At the event in Brussels, tonnes of green beans and other produce from as far away as Kenya will be given away for free to demonstrate the injustice of wasting food on this scale and what Europeans can do to stop this.
Some of the food on offer will have come from as far away as Africa. Farmers visited by the Feeding the 5000 team in Kenya are wasting 40% of the food they grow thanks to the unfair and unnecessary trading practices of European supermarkets whom they supply. One exporter outside Nairobi visited by the team, while working in partnership with UNEP, wastes at least 20 tonnes of edible produce every day. Worst of all, waste handlers collecting the unwanted produce are made to sign a contract guaranteeing that none of the “green waste” will be used to feed people, even though most of it is perfectly fit for consumption – and meanwhile millions go hungry on the other side of the depot’s perimeter. Typically the produce is wasted either because the European retailer has cancelled a forecast demand at the last minute, or because it has failed the ultra-fussy cosmetic standards of the retailers. Farmers incur the cost of this waste even though it has been caused by the policies of European supermarkets. A recently passed law in the UK, the Groceries Code Adjudicator Bill, ensures that UK supermarkets abusing their power in this way can be subject to public naming and shaming and ultimately fines of up to 1% of turnover (the equivalent of up to half a billion pounds). Measures to introduce similar regulation across Europe are under way and Feeding the 5000 will indicate that this would help to reduce waste by encouraging supermarkets to make more accurate forecasts, and avoid unfair trading practices.
Within Europe, much needs to be done to optimise the conditions for donating unsold food for charitable purposes. The parliament of the Brussels region recently voted to force supermarkets to donate unsold food rather than destroy it: should other countries follow suit? Or should we follow France and the US in offering companies a tax rebate on the value of donated food? At the least all countries that still impose VAT on food that is donated, presenting a clear barrier to food redistribution, should surely follow Poland and Belgium’s example and scrap VAT on food donations. Identifying best practice fiscal and food hygiene frameworks to encourage companies to donate food to charities rather than dump it will be one topic of debate at the conference held in the wake of the Feeding the 5000 event.

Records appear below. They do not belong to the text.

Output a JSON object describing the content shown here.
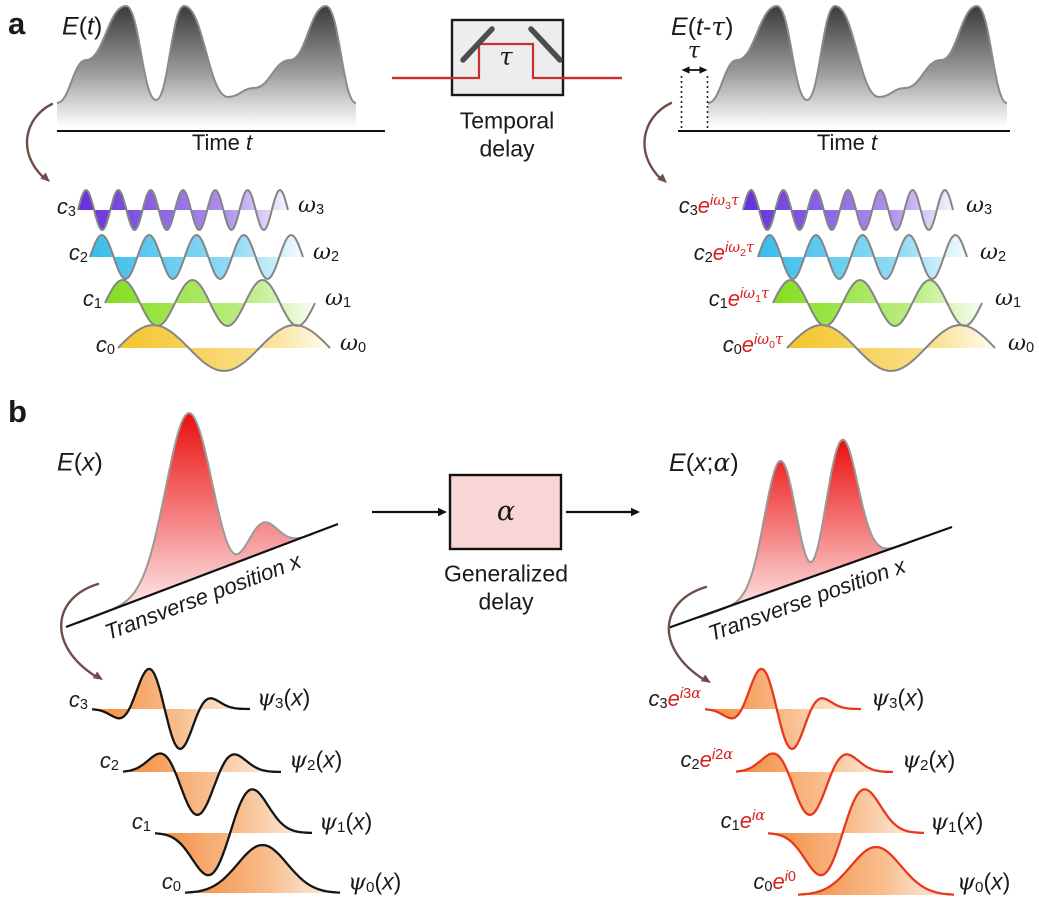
{
  "colors": {
    "purple": "#5c22d9",
    "cyan": "#2cb9ea",
    "green": "#7edc12",
    "yellow": "#f4c11f",
    "orange": "#f2832f",
    "red_text": "#d81f1f",
    "red_stroke": "#e8391f",
    "beam_red": "#c92f2f",
    "arrow_brown": "#6f4d49",
    "mirror_gray": "#4d4d4d",
    "box_gray_fill": "#ededed",
    "box_pink_fill": "#f9d6d6",
    "mode_stroke": "#151515",
    "wave_stroke": "#858585",
    "train_top": "#383838",
    "profile_red": "#ea0f0f"
  },
  "panel_a": {
    "tag": "a",
    "left_title": [
      {
        "t": "E",
        "c": "i"
      },
      {
        "t": "(",
        "c": ""
      },
      {
        "t": "t",
        "c": "i"
      },
      {
        "t": ")",
        "c": ""
      }
    ],
    "left_axis_label": [
      {
        "t": "Time ",
        "c": ""
      },
      {
        "t": "t",
        "c": "i"
      }
    ],
    "components_left": [
      {
        "n": 3,
        "cycles": 6.5,
        "color_key": "purple",
        "coef": [
          {
            "t": "c",
            "c": "i"
          },
          {
            "t": "3",
            "c": "sub"
          }
        ],
        "freq": [
          {
            "t": "ω",
            "c": "g"
          },
          {
            "t": "3",
            "c": "sub"
          }
        ]
      },
      {
        "n": 2,
        "cycles": 4.5,
        "color_key": "cyan",
        "coef": [
          {
            "t": "c",
            "c": "i"
          },
          {
            "t": "2",
            "c": "sub"
          }
        ],
        "freq": [
          {
            "t": "ω",
            "c": "g"
          },
          {
            "t": "2",
            "c": "sub"
          }
        ]
      },
      {
        "n": 1,
        "cycles": 3,
        "color_key": "green",
        "coef": [
          {
            "t": "c",
            "c": "i"
          },
          {
            "t": "1",
            "c": "sub"
          }
        ],
        "freq": [
          {
            "t": "ω",
            "c": "g"
          },
          {
            "t": "1",
            "c": "sub"
          }
        ]
      },
      {
        "n": 0,
        "cycles": 1.5,
        "color_key": "yellow",
        "coef": [
          {
            "t": "c",
            "c": "i"
          },
          {
            "t": "0",
            "c": "sub"
          }
        ],
        "freq": [
          {
            "t": "ω",
            "c": "g"
          },
          {
            "t": "0",
            "c": "sub"
          }
        ]
      }
    ],
    "delay_box": {
      "symbol": [
        {
          "t": "τ",
          "c": "g"
        }
      ],
      "caption_line1": "Temporal",
      "caption_line2": "delay"
    },
    "right_title": [
      {
        "t": "E",
        "c": "i"
      },
      {
        "t": "(",
        "c": ""
      },
      {
        "t": "t",
        "c": "i"
      },
      {
        "t": "-",
        "c": ""
      },
      {
        "t": "τ",
        "c": "g"
      },
      {
        "t": ")",
        "c": ""
      }
    ],
    "tau_marker": [
      {
        "t": "τ",
        "c": "g"
      }
    ],
    "right_axis_label": [
      {
        "t": "Time ",
        "c": ""
      },
      {
        "t": "t",
        "c": "i"
      }
    ],
    "components_right": [
      {
        "n": 3,
        "cycles": 6.5,
        "color_key": "purple",
        "coef": [
          {
            "t": "c",
            "c": "i"
          },
          {
            "t": "3",
            "c": "sub"
          },
          {
            "t": "e",
            "c": "i r"
          },
          {
            "t": "i",
            "c": "sup i r"
          },
          {
            "t": "ω",
            "c": "sup g r"
          },
          {
            "t": "3",
            "c": "ss r"
          },
          {
            "t": "τ",
            "c": "sup g r"
          }
        ],
        "freq": [
          {
            "t": "ω",
            "c": "g"
          },
          {
            "t": "3",
            "c": "sub"
          }
        ]
      },
      {
        "n": 2,
        "cycles": 4.5,
        "color_key": "cyan",
        "coef": [
          {
            "t": "c",
            "c": "i"
          },
          {
            "t": "2",
            "c": "sub"
          },
          {
            "t": "e",
            "c": "i r"
          },
          {
            "t": "i",
            "c": "sup i r"
          },
          {
            "t": "ω",
            "c": "sup g r"
          },
          {
            "t": "2",
            "c": "ss r"
          },
          {
            "t": "τ",
            "c": "sup g r"
          }
        ],
        "freq": [
          {
            "t": "ω",
            "c": "g"
          },
          {
            "t": "2",
            "c": "sub"
          }
        ]
      },
      {
        "n": 1,
        "cycles": 3,
        "color_key": "green",
        "coef": [
          {
            "t": "c",
            "c": "i"
          },
          {
            "t": "1",
            "c": "sub"
          },
          {
            "t": "e",
            "c": "i r"
          },
          {
            "t": "i",
            "c": "sup i r"
          },
          {
            "t": "ω",
            "c": "sup g r"
          },
          {
            "t": "1",
            "c": "ss r"
          },
          {
            "t": "τ",
            "c": "sup g r"
          }
        ],
        "freq": [
          {
            "t": "ω",
            "c": "g"
          },
          {
            "t": "1",
            "c": "sub"
          }
        ]
      },
      {
        "n": 0,
        "cycles": 1.5,
        "color_key": "yellow",
        "coef": [
          {
            "t": "c",
            "c": "i"
          },
          {
            "t": "0",
            "c": "sub"
          },
          {
            "t": "e",
            "c": "i r"
          },
          {
            "t": "i",
            "c": "sup i r"
          },
          {
            "t": "ω",
            "c": "sup g r"
          },
          {
            "t": "0",
            "c": "ss r"
          },
          {
            "t": "τ",
            "c": "sup g r"
          }
        ],
        "freq": [
          {
            "t": "ω",
            "c": "g"
          },
          {
            "t": "0",
            "c": "sub"
          }
        ]
      }
    ]
  },
  "panel_b": {
    "tag": "b",
    "left_title": [
      {
        "t": "E",
        "c": "i"
      },
      {
        "t": "(",
        "c": ""
      },
      {
        "t": "x",
        "c": "i"
      },
      {
        "t": ")",
        "c": ""
      }
    ],
    "left_axis_label": [
      {
        "t": "Transverse position x",
        "c": "i"
      }
    ],
    "delay_box": {
      "symbol": [
        {
          "t": "α",
          "c": "g"
        }
      ],
      "caption_line1": "Generalized",
      "caption_line2": "delay"
    },
    "right_title": [
      {
        "t": "E",
        "c": "i"
      },
      {
        "t": "(",
        "c": ""
      },
      {
        "t": "x",
        "c": "i"
      },
      {
        "t": ";",
        "c": ""
      },
      {
        "t": "α",
        "c": "g"
      },
      {
        "t": ")",
        "c": ""
      }
    ],
    "right_axis_label": [
      {
        "t": "Transverse position x",
        "c": "i"
      }
    ],
    "modes_left": [
      {
        "n": 3,
        "coef": [
          {
            "t": "c",
            "c": "i"
          },
          {
            "t": "3",
            "c": "sub"
          }
        ],
        "label": [
          {
            "t": "ψ",
            "c": "g"
          },
          {
            "t": "3",
            "c": "sub"
          },
          {
            "t": "(",
            "c": ""
          },
          {
            "t": "x",
            "c": "i"
          },
          {
            "t": ")",
            "c": ""
          }
        ]
      },
      {
        "n": 2,
        "coef": [
          {
            "t": "c",
            "c": "i"
          },
          {
            "t": "2",
            "c": "sub"
          }
        ],
        "label": [
          {
            "t": "ψ",
            "c": "g"
          },
          {
            "t": "2",
            "c": "sub"
          },
          {
            "t": "(",
            "c": ""
          },
          {
            "t": "x",
            "c": "i"
          },
          {
            "t": ")",
            "c": ""
          }
        ]
      },
      {
        "n": 1,
        "coef": [
          {
            "t": "c",
            "c": "i"
          },
          {
            "t": "1",
            "c": "sub"
          }
        ],
        "label": [
          {
            "t": "ψ",
            "c": "g"
          },
          {
            "t": "1",
            "c": "sub"
          },
          {
            "t": "(",
            "c": ""
          },
          {
            "t": "x",
            "c": "i"
          },
          {
            "t": ")",
            "c": ""
          }
        ]
      },
      {
        "n": 0,
        "coef": [
          {
            "t": "c",
            "c": "i"
          },
          {
            "t": "0",
            "c": "sub"
          }
        ],
        "label": [
          {
            "t": "ψ",
            "c": "g"
          },
          {
            "t": "0",
            "c": "sub"
          },
          {
            "t": "(",
            "c": ""
          },
          {
            "t": "x",
            "c": "i"
          },
          {
            "t": ")",
            "c": ""
          }
        ]
      }
    ],
    "modes_right": [
      {
        "n": 3,
        "coef": [
          {
            "t": "c",
            "c": "i"
          },
          {
            "t": "3",
            "c": "sub"
          },
          {
            "t": "e",
            "c": "i r"
          },
          {
            "t": "i",
            "c": "sup i r"
          },
          {
            "t": "3",
            "c": "sup r"
          },
          {
            "t": "α",
            "c": "sup g r"
          }
        ],
        "label": [
          {
            "t": "ψ",
            "c": "g"
          },
          {
            "t": "3",
            "c": "sub"
          },
          {
            "t": "(",
            "c": ""
          },
          {
            "t": "x",
            "c": "i"
          },
          {
            "t": ")",
            "c": ""
          }
        ]
      },
      {
        "n": 2,
        "coef": [
          {
            "t": "c",
            "c": "i"
          },
          {
            "t": "2",
            "c": "sub"
          },
          {
            "t": "e",
            "c": "i r"
          },
          {
            "t": "i",
            "c": "sup i r"
          },
          {
            "t": "2",
            "c": "sup r"
          },
          {
            "t": "α",
            "c": "sup g r"
          }
        ],
        "label": [
          {
            "t": "ψ",
            "c": "g"
          },
          {
            "t": "2",
            "c": "sub"
          },
          {
            "t": "(",
            "c": ""
          },
          {
            "t": "x",
            "c": "i"
          },
          {
            "t": ")",
            "c": ""
          }
        ]
      },
      {
        "n": 1,
        "coef": [
          {
            "t": "c",
            "c": "i"
          },
          {
            "t": "1",
            "c": "sub"
          },
          {
            "t": "e",
            "c": "i r"
          },
          {
            "t": "i",
            "c": "sup i r"
          },
          {
            "t": "α",
            "c": "sup g r"
          }
        ],
        "label": [
          {
            "t": "ψ",
            "c": "g"
          },
          {
            "t": "1",
            "c": "sub"
          },
          {
            "t": "(",
            "c": ""
          },
          {
            "t": "x",
            "c": "i"
          },
          {
            "t": ")",
            "c": ""
          }
        ]
      },
      {
        "n": 0,
        "coef": [
          {
            "t": "c",
            "c": "i"
          },
          {
            "t": "0",
            "c": "sub"
          },
          {
            "t": "e",
            "c": "i r"
          },
          {
            "t": "i",
            "c": "sup i r"
          },
          {
            "t": "0",
            "c": "sup r"
          }
        ],
        "label": [
          {
            "t": "ψ",
            "c": "g"
          },
          {
            "t": "0",
            "c": "sub"
          },
          {
            "t": "(",
            "c": ""
          },
          {
            "t": "x",
            "c": "i"
          },
          {
            "t": ")",
            "c": ""
          }
        ]
      }
    ]
  }
}
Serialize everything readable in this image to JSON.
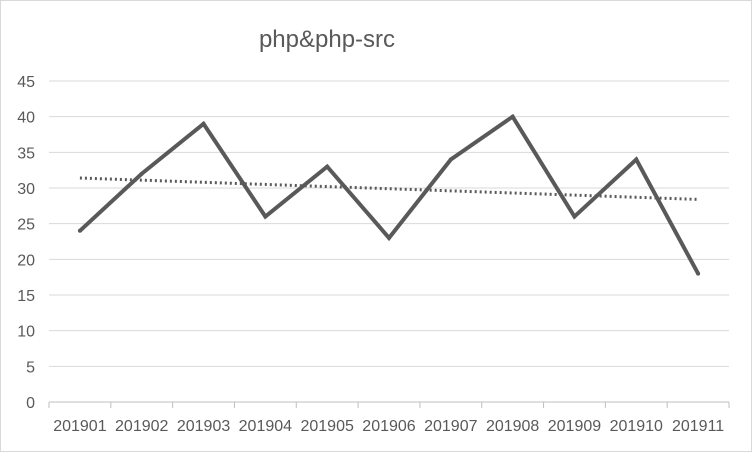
{
  "chart_data": {
    "type": "line",
    "title": "php&php-src",
    "xlabel": "",
    "ylabel": "",
    "categories": [
      "201901",
      "201902",
      "201903",
      "201904",
      "201905",
      "201906",
      "201907",
      "201908",
      "201909",
      "201910",
      "201911"
    ],
    "series": [
      {
        "values": [
          24,
          32,
          39,
          26,
          33,
          23,
          34,
          40,
          26,
          34,
          18
        ],
        "color": "#595959",
        "style": "solid"
      },
      {
        "values": [
          31.4,
          31.1,
          30.8,
          30.5,
          30.2,
          29.9,
          29.6,
          29.3,
          29.0,
          28.7,
          28.4
        ],
        "color": "#595959",
        "style": "dotted",
        "kind": "linear-trendline"
      }
    ],
    "ylim": [
      0,
      45
    ],
    "yticks": [
      0,
      5,
      10,
      15,
      20,
      25,
      30,
      35,
      40,
      45
    ],
    "grid": true,
    "legend": "none",
    "colors": {
      "grid": "#d9d9d9",
      "axis": "#bfbfbf",
      "text": "#595959",
      "line": "#595959"
    }
  }
}
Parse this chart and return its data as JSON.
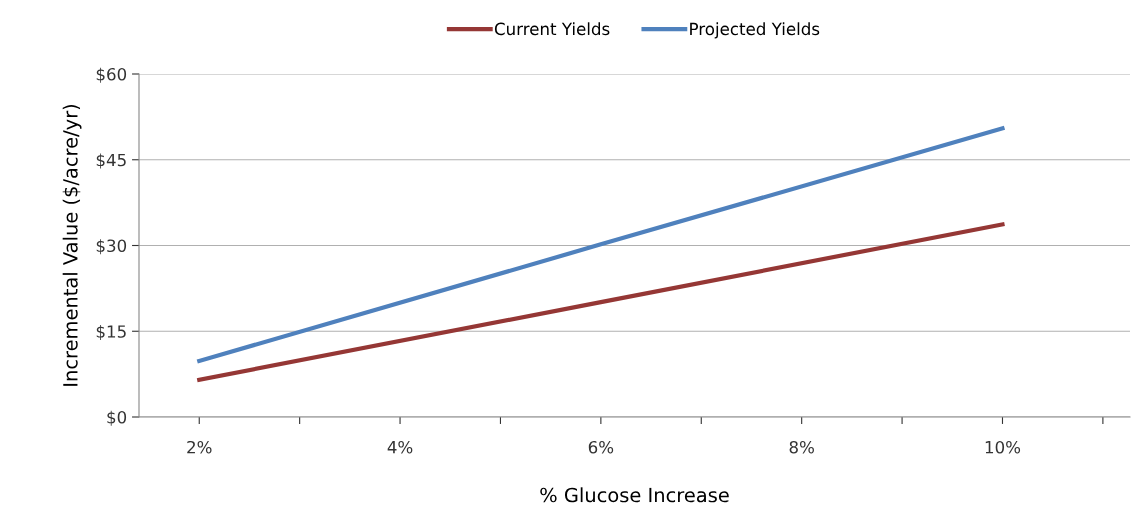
{
  "chart_data": {
    "type": "line",
    "xlabel": "% Glucose Increase",
    "ylabel": "Incremental Value ($/acre/yr)",
    "x": [
      2,
      6,
      10
    ],
    "series": [
      {
        "name": "Current Yields",
        "color": "#953735",
        "values": [
          6.5,
          20.1,
          33.7
        ]
      },
      {
        "name": "Projected Yields",
        "color": "#4f81bd",
        "values": [
          9.8,
          30.2,
          50.5
        ]
      }
    ],
    "xlim": [
      1.4,
      11.27
    ],
    "xticks": [
      {
        "value": 2,
        "label": "2%"
      },
      {
        "value": 3,
        "label": null
      },
      {
        "value": 4,
        "label": "4%"
      },
      {
        "value": 5,
        "label": null
      },
      {
        "value": 6,
        "label": "6%"
      },
      {
        "value": 7,
        "label": null
      },
      {
        "value": 8,
        "label": "8%"
      },
      {
        "value": 9,
        "label": null
      },
      {
        "value": 10,
        "label": "10%"
      },
      {
        "value": 11,
        "label": null
      }
    ],
    "ylim": [
      0,
      60
    ],
    "yticks": [
      {
        "value": 0,
        "label": "$0"
      },
      {
        "value": 15,
        "label": "$15"
      },
      {
        "value": 30,
        "label": "$30"
      },
      {
        "value": 45,
        "label": "$45"
      },
      {
        "value": 60,
        "label": "$60"
      }
    ],
    "grid": "y",
    "legend": "top",
    "marker": "none",
    "line_style": "solid"
  }
}
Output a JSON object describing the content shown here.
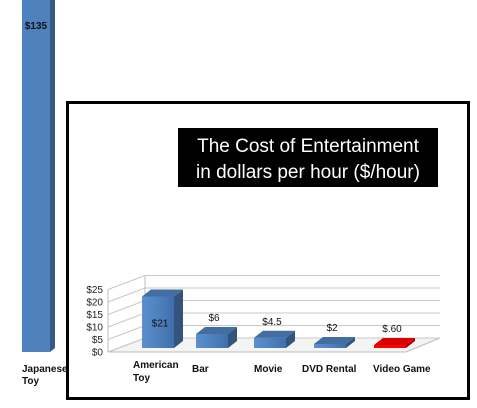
{
  "chart_data": [
    {
      "type": "bar",
      "categories": [
        "Japanese Toy"
      ],
      "values": [
        135
      ],
      "value_labels": [
        "$135"
      ],
      "category_lines": [
        [
          "Japanese",
          "Toy"
        ]
      ],
      "colors": [
        "#4F81BD"
      ]
    },
    {
      "type": "bar",
      "title_lines": [
        "The Cost of Entertainment",
        "in dollars per hour ($/hour)"
      ],
      "categories": [
        "American Toy",
        "Bar",
        "Movie",
        "DVD Rental",
        "Video Game"
      ],
      "category_lines": [
        [
          "American",
          "Toy"
        ],
        [
          "Bar"
        ],
        [
          "Movie"
        ],
        [
          "DVD Rental"
        ],
        [
          "Video Game"
        ]
      ],
      "values": [
        21,
        6,
        4.5,
        2,
        0.6
      ],
      "value_labels": [
        "$21",
        "$6",
        "$4.5",
        "$2",
        "$.60"
      ],
      "colors": [
        "#4F81BD",
        "#4F81BD",
        "#4F81BD",
        "#4F81BD",
        "#FF0000"
      ],
      "ylim": [
        0,
        25
      ],
      "yticks": [
        0,
        5,
        10,
        15,
        20,
        25
      ],
      "ytick_labels": [
        "$0",
        "$5",
        "$10",
        "$15",
        "$20",
        "$25"
      ],
      "grid": true,
      "legend": false
    }
  ]
}
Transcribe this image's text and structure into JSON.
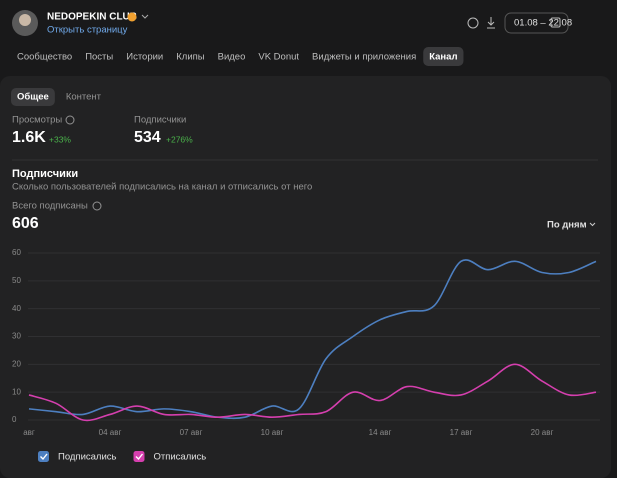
{
  "header": {
    "title": "NEDOPEKIN CLUB",
    "link": "Открыть страницу",
    "date_range": "01.08 – 22.08"
  },
  "tabs": [
    "Сообщество",
    "Посты",
    "Истории",
    "Клипы",
    "Видео",
    "VK Donut",
    "Виджеты и приложения",
    "Канал"
  ],
  "subtabs": [
    "Общее",
    "Контент"
  ],
  "stats": [
    {
      "label": "Просмотры",
      "value": "1.6K",
      "change": "+33%"
    },
    {
      "label": "Подписчики",
      "value": "534",
      "change": "+276%"
    }
  ],
  "section": {
    "title": "Подписчики",
    "subtitle": "Сколько пользователей подписались на канал и отписались от него",
    "total_label": "Всего подписаны",
    "total": "606",
    "period": "По дням"
  },
  "chart_data": {
    "type": "line",
    "categories": [
      "авг",
      null,
      null,
      "04 авг",
      null,
      null,
      "07 авг",
      null,
      null,
      "10 авг",
      null,
      null,
      null,
      "14 авг",
      null,
      null,
      "17 авг",
      null,
      null,
      "20 авг",
      null,
      null
    ],
    "series": [
      {
        "name": "Подписались",
        "color": "#4d7fc0",
        "values": [
          4,
          3,
          2,
          5,
          3,
          4,
          3,
          1,
          1,
          5,
          4,
          22,
          30,
          36,
          39,
          41,
          57,
          54,
          57,
          53,
          53,
          57
        ]
      },
      {
        "name": "Отписались",
        "color": "#d53fae",
        "values": [
          9,
          6,
          0,
          2,
          5,
          2,
          2,
          1,
          2,
          1,
          2,
          3,
          10,
          7,
          12,
          10,
          9,
          14,
          20,
          14,
          9,
          10
        ]
      }
    ],
    "ylim": [
      0,
      60
    ],
    "yticks": [
      0,
      10,
      20,
      30,
      40,
      50,
      60
    ],
    "grid": true
  }
}
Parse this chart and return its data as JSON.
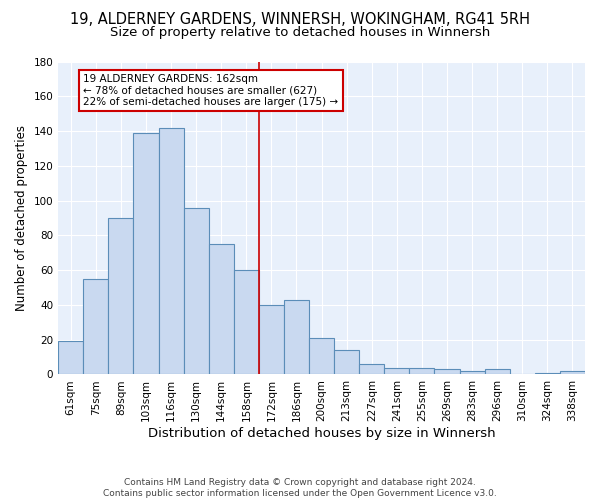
{
  "title1": "19, ALDERNEY GARDENS, WINNERSH, WOKINGHAM, RG41 5RH",
  "title2": "Size of property relative to detached houses in Winnersh",
  "xlabel": "Distribution of detached houses by size in Winnersh",
  "ylabel": "Number of detached properties",
  "categories": [
    "61sqm",
    "75sqm",
    "89sqm",
    "103sqm",
    "116sqm",
    "130sqm",
    "144sqm",
    "158sqm",
    "172sqm",
    "186sqm",
    "200sqm",
    "213sqm",
    "227sqm",
    "241sqm",
    "255sqm",
    "269sqm",
    "283sqm",
    "296sqm",
    "310sqm",
    "324sqm",
    "338sqm"
  ],
  "values": [
    19,
    55,
    90,
    139,
    142,
    96,
    75,
    60,
    40,
    43,
    21,
    14,
    6,
    4,
    4,
    3,
    2,
    3,
    0,
    1,
    2
  ],
  "bar_color": "#c9d9f0",
  "bar_edge_color": "#5b8db8",
  "vline_x": 7.5,
  "vline_color": "#cc0000",
  "annotation_text": "19 ALDERNEY GARDENS: 162sqm\n← 78% of detached houses are smaller (627)\n22% of semi-detached houses are larger (175) →",
  "annotation_box_color": "#ffffff",
  "annotation_box_edge": "#cc0000",
  "ylim": [
    0,
    180
  ],
  "yticks": [
    0,
    20,
    40,
    60,
    80,
    100,
    120,
    140,
    160,
    180
  ],
  "footer": "Contains HM Land Registry data © Crown copyright and database right 2024.\nContains public sector information licensed under the Open Government Licence v3.0.",
  "bg_color": "#e8f0fb",
  "title1_fontsize": 10.5,
  "title2_fontsize": 9.5,
  "xlabel_fontsize": 9.5,
  "ylabel_fontsize": 8.5,
  "tick_fontsize": 7.5,
  "footer_fontsize": 6.5,
  "annot_fontsize": 7.5
}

Meanwhile, when food waste does occur, are Europeans making the best use of it in terms of recovering and recycling its value? Forests are currently being destroyed to produce soy and other virgin crops that feed European livestock. Why don’t we use food waste that can’t be used for humans to feed our livestock instead? We should encourage the European initiatives underway to review the unnecessarily strict ban on feeding food waste containing animal by-products to pigs and chickens.